Saturday morning, we got an email: “Hey Stefan and Silke, Just a quick heads up that NPR is planning to run the ‘football vs. soccer’ story today on Weekend All Things Considered, in case you want to listen live. It’s slated for 5:41 p.m., but just keep in mind that breaking news can cause schedules to change….. Oh, and because of the way the story came together, I was only able to use clips from Stefan — sorry, Silke!!!!!”
I get five exclamation marks! I suspect he would have dotted his i’s with hearts, if he could have. Not that he had anything to do with my erasure: The story just came together that way, you understand; there was no human involvement.
Also, women’s voices are so irritating, right?
I spent the day quietly fuming, but resigned to my fate. After all, I do not have NPR voice, whereas Stefan has a British accent and an established reputation. All I have to show for myself is a measly book prize from the Modern Language Association. Nobody ever wants to hear from the humanities, anyway, including people who say that the humanities are really, really important.
Then I get a text from a colleague who is listening to the story. It starts with “O god,” and informs me that not only are there no quotes from me in the story, as I already know, but that the book is now attributed exclusively to Stefan. My friend has already written to NPR in protest. He thinks I should ask for a retraction.
That cannot be, I think; surely he misheard. Kelto talked to me for half an hour. He has the book. My name is on the cover. Because I wrote half of it…So I go online and find the segment, and there it is: “Stefan Szymanski is the author of a new book, ‘It’s Football, Not Soccer….’”
I listen to the segment in mounting disbelief. It turns out that Kelto wasn’t satisfied to air just one voice on this segment. One guy with a British accent won’t do. Whom else could he possibly ask to comment, to make this an appropriately diverse NPR segment? Yes, he finds another guy with a British accent, who repeats what the first guy with the British accent said.
But there wasn’t room for the other author.

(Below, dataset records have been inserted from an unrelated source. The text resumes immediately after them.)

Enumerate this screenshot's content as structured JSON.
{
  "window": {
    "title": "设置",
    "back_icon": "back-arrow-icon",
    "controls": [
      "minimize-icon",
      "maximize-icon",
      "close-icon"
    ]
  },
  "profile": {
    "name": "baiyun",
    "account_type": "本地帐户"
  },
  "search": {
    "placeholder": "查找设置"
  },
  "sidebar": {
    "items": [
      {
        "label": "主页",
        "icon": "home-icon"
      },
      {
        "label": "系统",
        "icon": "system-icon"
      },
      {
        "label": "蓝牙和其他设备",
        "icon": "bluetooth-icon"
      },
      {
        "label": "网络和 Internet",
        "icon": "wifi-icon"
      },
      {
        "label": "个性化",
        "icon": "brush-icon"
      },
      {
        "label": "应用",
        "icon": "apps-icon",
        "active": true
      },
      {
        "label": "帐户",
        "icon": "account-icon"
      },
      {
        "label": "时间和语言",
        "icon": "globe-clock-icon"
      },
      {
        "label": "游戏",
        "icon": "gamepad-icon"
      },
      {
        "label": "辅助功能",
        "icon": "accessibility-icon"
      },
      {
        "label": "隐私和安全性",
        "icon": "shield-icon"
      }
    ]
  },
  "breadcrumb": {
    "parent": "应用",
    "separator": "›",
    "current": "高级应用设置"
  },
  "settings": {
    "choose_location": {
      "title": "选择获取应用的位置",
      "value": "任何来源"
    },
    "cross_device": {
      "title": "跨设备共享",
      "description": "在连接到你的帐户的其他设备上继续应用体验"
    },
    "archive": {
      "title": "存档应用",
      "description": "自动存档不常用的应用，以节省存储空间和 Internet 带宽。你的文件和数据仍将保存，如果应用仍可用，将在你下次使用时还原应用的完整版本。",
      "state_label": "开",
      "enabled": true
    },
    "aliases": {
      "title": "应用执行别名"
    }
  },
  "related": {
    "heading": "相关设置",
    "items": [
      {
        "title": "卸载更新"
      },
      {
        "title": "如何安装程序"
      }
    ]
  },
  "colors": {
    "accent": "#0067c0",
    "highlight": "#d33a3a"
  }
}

I share this new development with what is by now my Facebook support group. Pretty much all of them write books, so they all understand what it means to hear on NPR about a book you have written but has now been written without you. A bunch of them write to NPR, including the formidably kind (and kindly formidable) Rebecca Solnit of Men Explain Things to Me fame, who knows a thing or two about how this stuff works. One of them demands that Kelto be suspended, but I think he should simply be sentenced to reporting only on women’s work for a year…
Oh, I think for the rest of his career, don’t you?
Definitely the rest of his career.
Oh, but women can’t talk about sports, dontchaknow?
tigger, I think you mean to say, “Oh, but women can’t talk about anything, dontchaknow?”
I am a botanist and environmental scientist, and when my associate dean asked a question about botany and environmental science, the white male millennial biology teacher who has mansplained things to me ever since he arrived a year ago? Jumped in and answered before I could say a word.
Women talking? Nope. Women answering questions? Nope. Women? Nope.
Doncha just hate it when a group effort of yours ‘just comes together’ in a manner that completely elides other people’s authorship? If only there was something that could be done to prevent this! Ah well, until then our hands are tied.